Saina had excelled so long thanks to genetically strong body structure of strong legs and shoulders, an innate grit and a hunger for excellence; after around 25, Leitao says, the structure of most professional athletes requires bolstering. "Athletes use their bodies all these years and they start to have niggles at this point. Back issues, joints, your find power is lost, plus you are against younger players. Saina playing against an 18-year-old can't have the advantage that she did, unless she maintains that strength and gets better. That's when the physical becomes a dominant factor. If you see 19-year-olds they just move fast because their physical strucutre hasn't been used, they are at the early phases of their careers."

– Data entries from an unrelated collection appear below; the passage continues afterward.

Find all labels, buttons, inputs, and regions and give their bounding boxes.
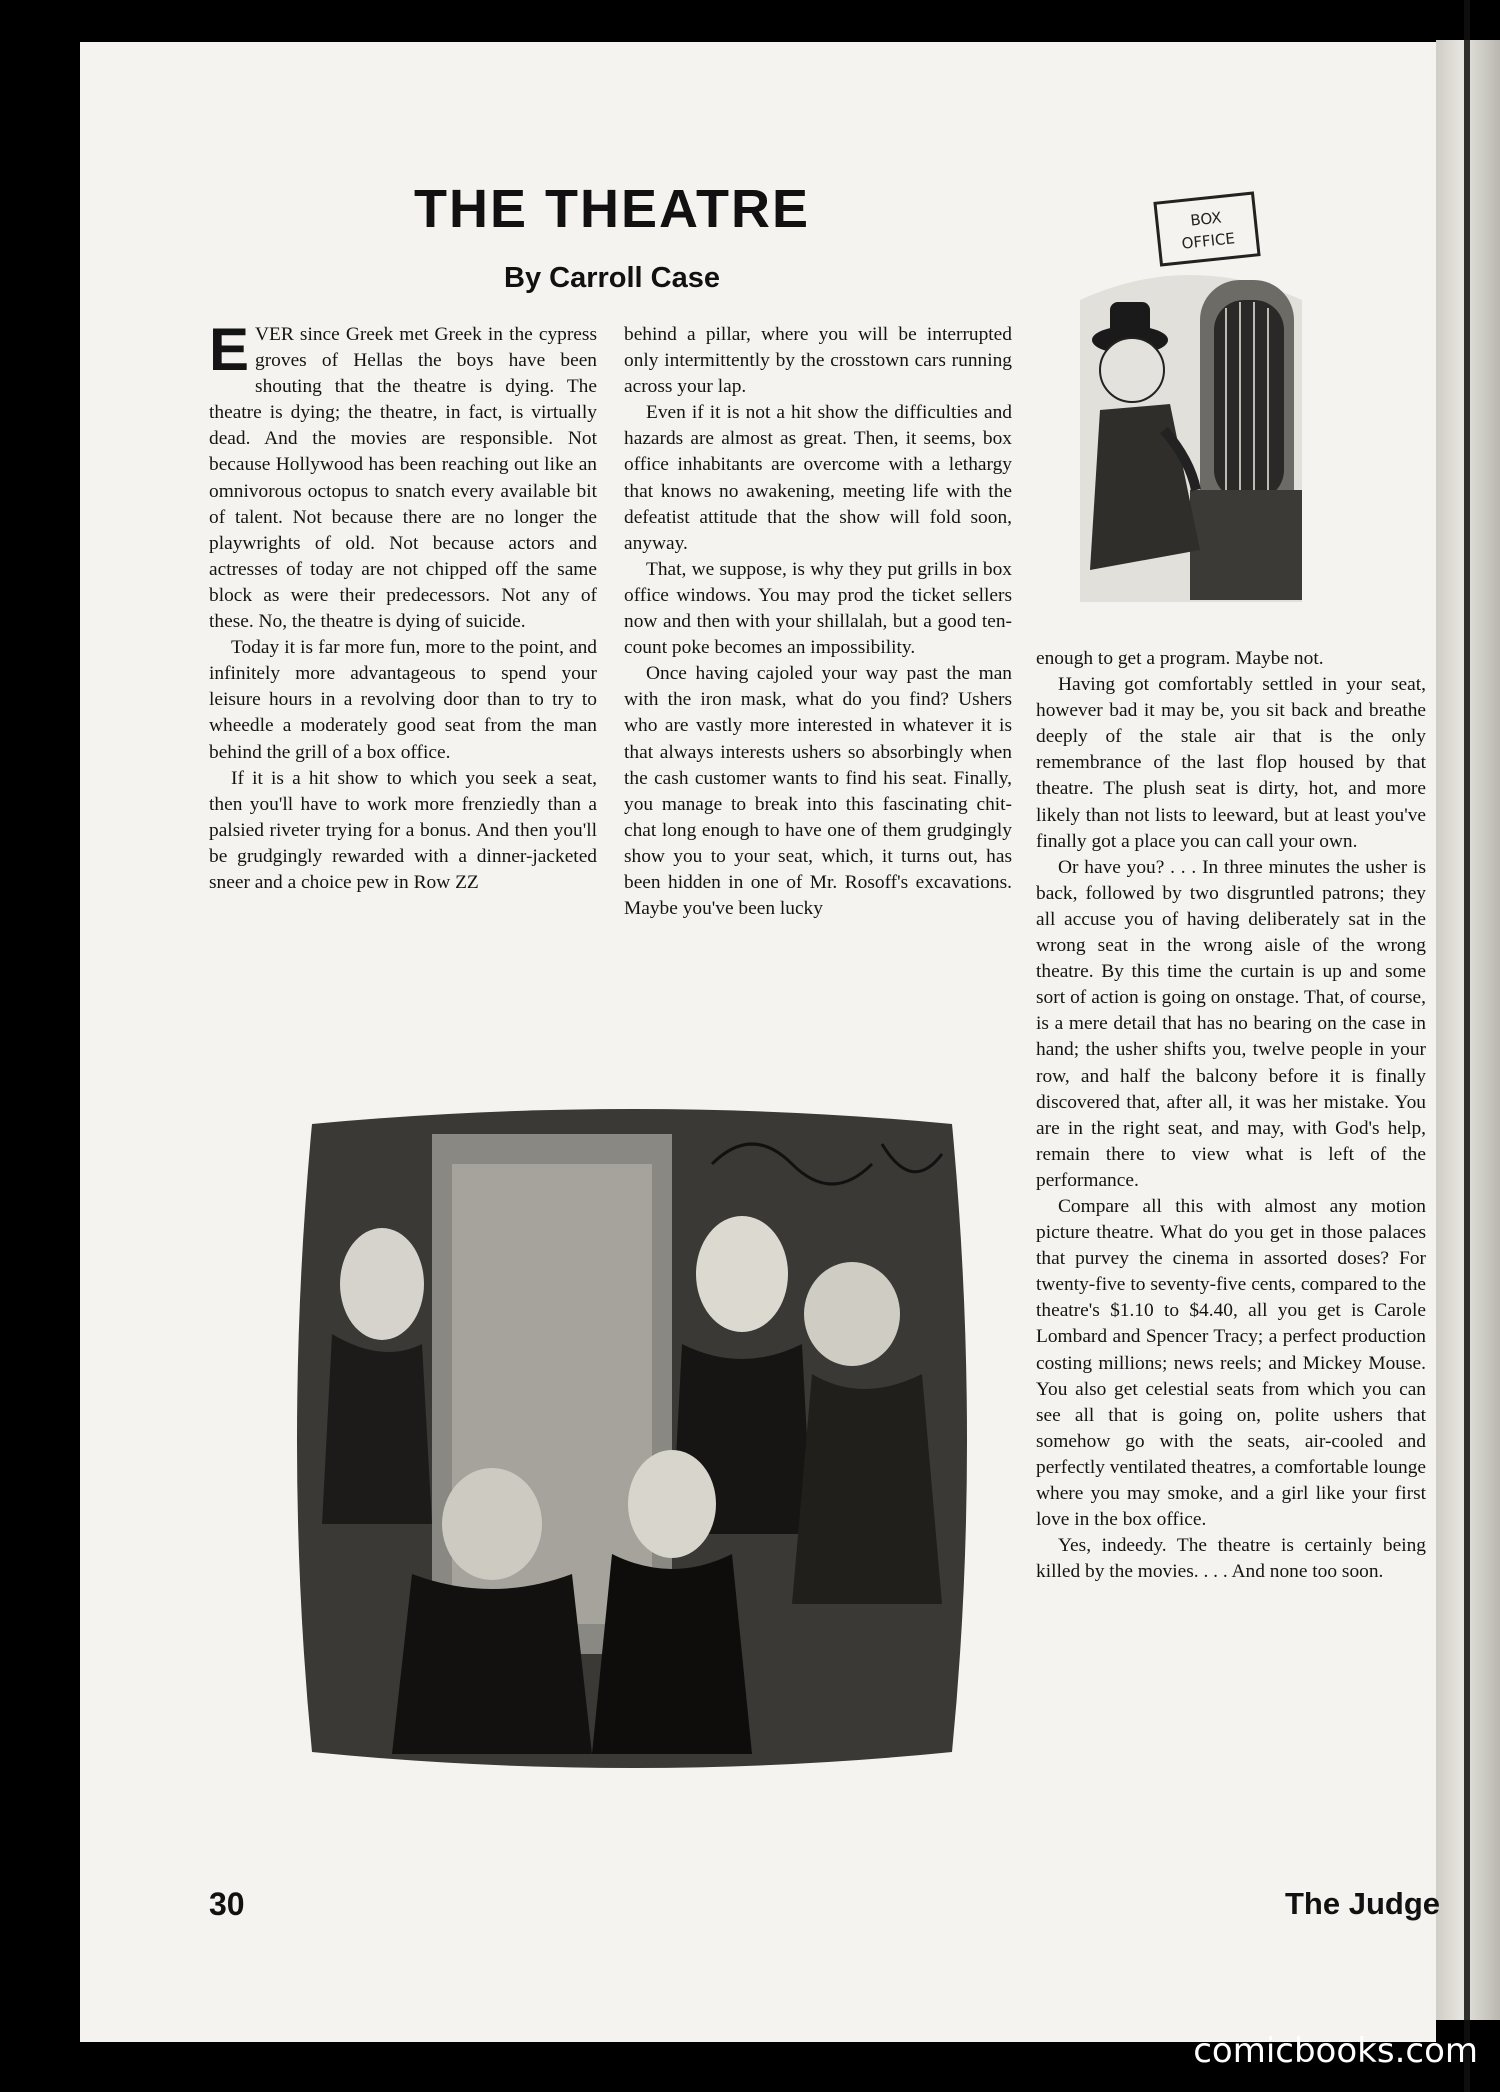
article-title: THE THEATRE (414, 179, 810, 239)
watermark-text: comicbooks.com (1193, 2031, 1478, 2071)
box-office-sign-text: OFFICE (1180, 229, 1236, 253)
box-office-illustration (1080, 190, 1302, 602)
text-column-3 (1036, 646, 1426, 1585)
paragraph: Having got comfortably settled in your seat, however bad it may be, you sit back and breathe deeply of the stale air that is the only remembrance of the last flop housed by that theatre. The plush seat is dirty, hot, and more likely than not lists to leeward, but at least you've finally got a place you can call your own. (1036, 674, 1426, 852)
paragraph: enough to get a program. Maybe not. (1036, 648, 1324, 669)
paragraph: That, we suppose, is why they put grills in box office windows. You may prod the ticket sellers now and then with your shillalah, but a good ten-count poke becomes an impossibility. (624, 558, 1012, 659)
paragraph (209, 316, 597, 635)
paragraph: Today it is far more fun, more to the point, and infinitely more advantageous to spend your leisure hours in a revolving door than to try to wheedle a moderately good seat from the man behind the grill of a box office. (209, 637, 597, 763)
paragraph: Or have you? . . . In three minutes the usher is back, followed by two disgruntled patrons; they all accuse you of having deliberately sat in the wrong seat in the wrong aisle of the wrong theatre. By this time the curtain is up and some sort of action is going on onstage. That, of course, is a mere detail that has no bearing on the case in hand; the usher shifts you, twelve people in your row, and half the balcony before it is finally discovered that, after all, it was her mistake. You are in the right seat, and may, with God's help, remain there to view what is left of the performance. (1036, 856, 1426, 1191)
paragraph: Once having cajoled your way past the man with the iron mask, what do you find? Ushers who are vastly more interested in whatever it is that always interests ushers so absorbingly when the cash customer wants to find his seat. Finally, you manage to break into this fascinating chit-chat long enough to have one of them grudgingly show you to your seat, which, it turns out, has been hidden in one of Mr. Rosoff's excavations. Maybe you've been lucky (624, 663, 1012, 920)
magazine-name: The Judge (1284, 1886, 1440, 1921)
site-watermark (1118, 2020, 1478, 2082)
paragraph: Compare all this with almost any motion picture theatre. What do you get in those palaces that purvey the cinema in assorted doses? For twenty-five to seventy-five cents, compared to the theatre's $1.10 to $4.40, all you get is Carole Lombard and Spencer Tracy; a perfect production costing millions; news reels; and Mickey Mouse. You also get celestial seats from which you can see all that is going on, polite ushers that somehow go with the seats, air-cooled and perfectly ventilated theatres, a comfortable lounge where you may smoke, and a girl like your first love in the box office. (1036, 1195, 1426, 1531)
paragraph: behind a pillar, where you will be interrupted only intermittently by the crosstown cars running across your lap. (624, 324, 1012, 398)
page-number: 30 (209, 1886, 245, 1922)
paragraph: Even if it is not a hit show the difficulties and hazards are almost as great. Then, it seems, box office inhabitants are overcome with a lethargy that knows no awakening, meeting life with the defeatist attitude that the show will fold soon, anyway. (624, 402, 1012, 554)
theatre-audience-illustration (292, 1104, 972, 1772)
text-column-2 (624, 322, 1012, 922)
drop-cap: E (209, 316, 250, 383)
box-office-sign-text: BOX (1189, 208, 1223, 230)
paragraph: If it is a hit show to which you seek a seat, then you'll have to work more frenziedly than a palsied riveter trying for a bonus. And then you'll be grudgingly rewarded with a dinner-jacketed sneer and a choice pew in Row ZZ (209, 767, 597, 893)
paragraph-text: VER since Greek met Greek in the cypress groves of Hellas the boys have been shouting that the theatre is dying. The theatre is dying; the theatre, in fact, is virtually dead. And the movies are responsible. Not because Hollywood has been reaching out like an omnivorous octopus to snatch every available bit of talent. Not because there are no longer the playwrights of old. Not because actors and actresses of today are not chipped off the same block as were their predecessors. Not any of these. No, the theatre is dying of suicide. (209, 324, 597, 633)
paragraph: Yes, indeedy. The theatre is certainly being killed by the movies. . . . And none too soon. (1036, 1535, 1426, 1583)
page-gutter (1464, 0, 1470, 2092)
text-column-1 (209, 316, 597, 896)
article-byline: By Carroll Case (504, 262, 720, 294)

After more than a decade in badminton, Saina had "reached the end of that structure's capacity," and needed to have it specifically attended to.

Leitao's focus is not on Saina's results but something more fundamental - her movement. "As a strength coach I only look at her movement - a lot of people try to take credit, Oh look she won so, here we are... it's not at that at all. The credit always goes to the athlete. She didn't win because of me, she won because of how she played, but have I made her move faster, last longer and be pain free? That's my responsibility."

A sports performance specialist who has worked with elite Indian athletes across boxing, swimming, archery among others, Leitao says Saina's approach to her sport is unlike any other Indian athlete in his professional experience. "She is a truly professional sports person. When she's on, she will give 200 percent. She's clear about what she does, she looks at the results. Like training with Vimal, is it helping me? Or has training with Deckline, has it helped me reduce my injury? If it is good, then she'll do it."

Leitao says Saina wears her success and fame lightly. "She doesn't need any pampering. The game she knows is not about, Oh she's a celeb, so she needs to hear nice things said about her. She knows, this is to be done to be better, she will do it."